Under the sixth point, appellants contend that here there was not 'substantial justice done' and that appellants did not truly 'have their day in court.' Under this point, the District Judge was alleged to have committed some fifteen prejudicial errors. Some of these are already covered under previous points. Otherwise, we think these alleged errors are so trivial and unsubstantial that they do not require even enumeration.
According to the seventh and eighth points, it is contended that there was insufficient evidence to take to the jury the questions of the guilt of the appellants, Pierson and Roth, and that the District Judge erred in not directing a verdict of acquittal as to Pierson and Roth. With this contention we cannot agree.
There was ample evidence that Pierson and Roth were parties to the conspiracy and performed overt acts in furtherance of the conspiracy. The names of these two run like a scarlet thread through many parts of the record.

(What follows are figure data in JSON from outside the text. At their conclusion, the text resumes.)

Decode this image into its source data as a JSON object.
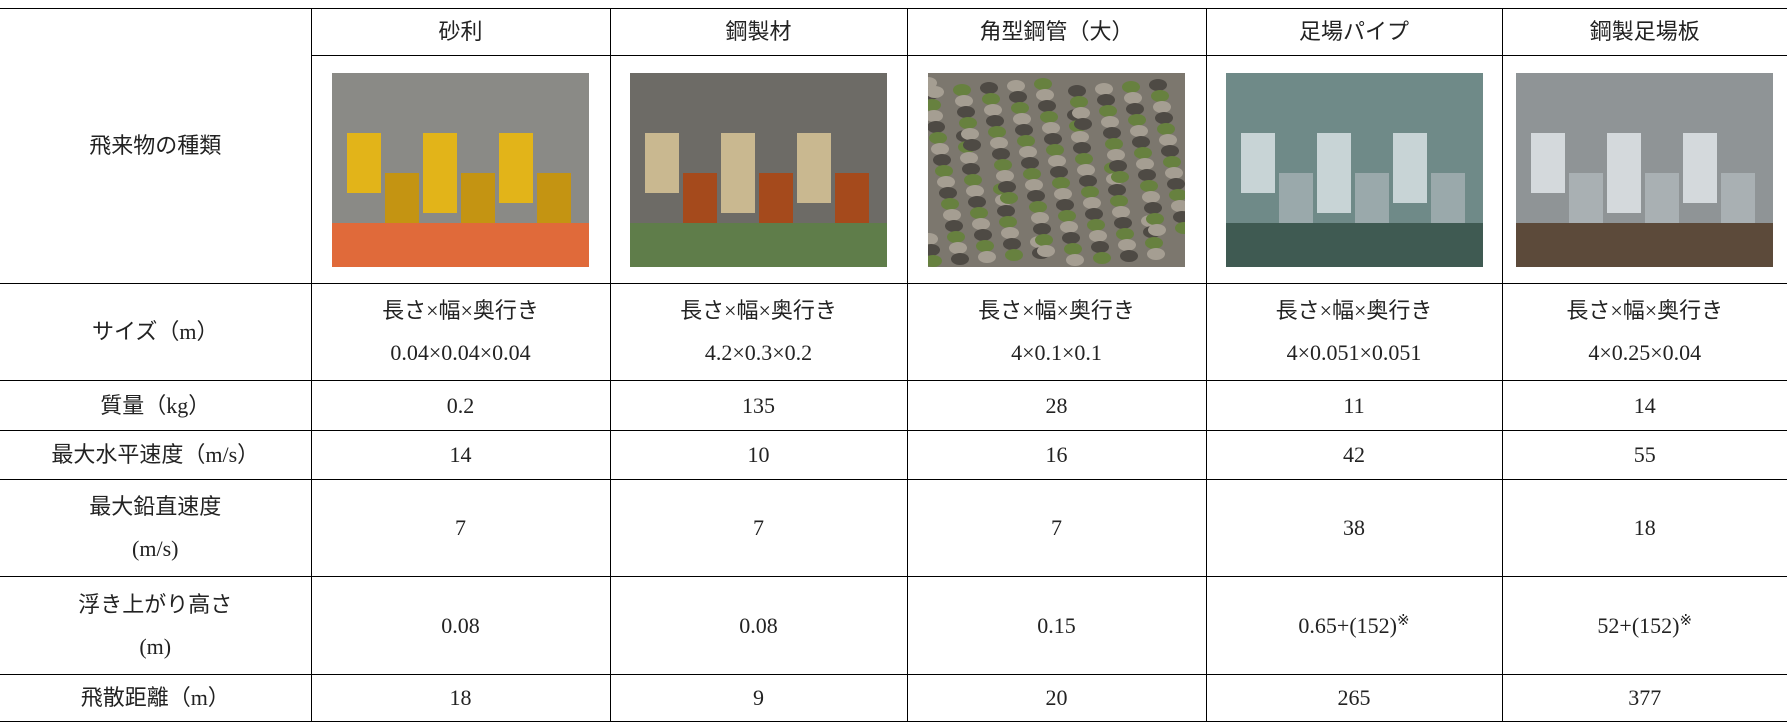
{
  "table": {
    "corner": "飛来物の種類",
    "columns": [
      "砂利",
      "鋼製材",
      "角型鋼管（大）",
      "足場パイプ",
      "鋼製足場板"
    ],
    "rows": [
      {
        "label": [
          "サイズ（m）"
        ],
        "cells": [
          [
            "長さ×幅×奥行き",
            "0.04×0.04×0.04"
          ],
          [
            "長さ×幅×奥行き",
            "4.2×0.3×0.2"
          ],
          [
            "長さ×幅×奥行き",
            "4×0.1×0.1"
          ],
          [
            "長さ×幅×奥行き",
            "4×0.051×0.051"
          ],
          [
            "長さ×幅×奥行き",
            "4×0.25×0.04"
          ]
        ]
      },
      {
        "label": [
          "質量（kg）"
        ],
        "cells": [
          [
            "0.2"
          ],
          [
            "135"
          ],
          [
            "28"
          ],
          [
            "11"
          ],
          [
            "14"
          ]
        ]
      },
      {
        "label": [
          "最大水平速度（m/s）"
        ],
        "cells": [
          [
            "14"
          ],
          [
            "10"
          ],
          [
            "16"
          ],
          [
            "42"
          ],
          [
            "55"
          ]
        ]
      },
      {
        "label": [
          "最大鉛直速度",
          "(m/s)"
        ],
        "cells": [
          [
            "7"
          ],
          [
            "7"
          ],
          [
            "7"
          ],
          [
            "38"
          ],
          [
            "18"
          ]
        ]
      },
      {
        "label": [
          "浮き上がり高さ",
          "(m)"
        ],
        "cells": [
          [
            "0.08"
          ],
          [
            "0.08"
          ],
          [
            "0.15"
          ],
          [
            {
              "text": "0.65+(152)",
              "sup": "※"
            }
          ],
          [
            {
              "text": "52+(152)",
              "sup": "※"
            }
          ]
        ]
      },
      {
        "label": [
          "飛散距離（m）"
        ],
        "cells": [
          [
            "18"
          ],
          [
            "9"
          ],
          [
            "20"
          ],
          [
            "265"
          ],
          [
            "377"
          ]
        ]
      }
    ]
  }
}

As to Roth, we might refer to the specific evidence of James Chassereau as to the Ross incident, tying in the criminal activities of Roth to Williams and McCormack. Further proof as to Roth was furnished by the clear testimony of Grooms as to bribery in connection with Overstreet and Harry Chassereau. As to Pierson, we may specifically advert to the testimony of Levinia Washington as to the money she paid every week to Pierson upon his assurances of protection; also to the evidence of West as to another bribery incident involving Pierson and Johns.
A separate brief has been filed on behalf of the appellant Harry Chassereau, who was not a member of the Charleston County Police Force. The evidence as to his illegal liquor activities and his close connection with many of his fellow conspirators was strong and convincing. Reference may be made particularly to the testimony of Investigator Connell, Barber, Schofield, Grooms and Jones.

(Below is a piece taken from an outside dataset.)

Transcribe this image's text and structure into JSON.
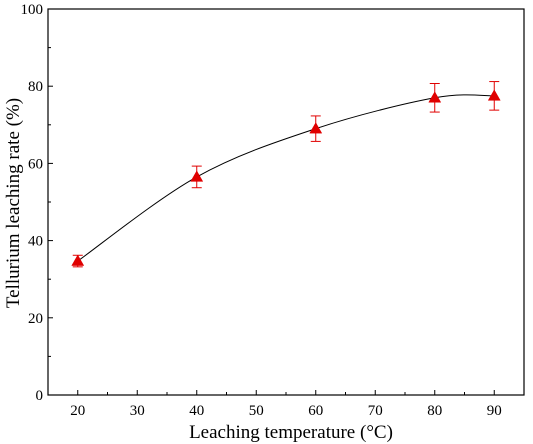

Harry Chassereau's contention as to error in the denial of a severance and separate trial is without merit. There was no abuse in the exercise of the discretion here vested in the District Judge under Rule 8(a) of the Federal Rules of Criminal Procedure. See, Stilson v. United States, 250 U.S. 583, 40 S.Ct. 28, 63 L.Ed. 1154; Dauer v. United States, 10 Cir., 189 F.2d 343, certiorari denied 342 U.S. 898, 72 S.Ct. 232, 96 L.Ed. 672; Rakes v. United States, 4 Cir., 169 F.2d 739; Cataneo v. United States, 4 Cir., 167 F.2d 820; United States v. Cohen, 2 Cir., 124 F.2d 164. Nor was there any reversible error in the District Judge's conduct as to a subpoena duces tecum for the work sheets of the Charleston City Police Department. The action of the District Judge in this connection was entirely reasonable.
For the reasons indicated, the judgments of the District Court are affirmed.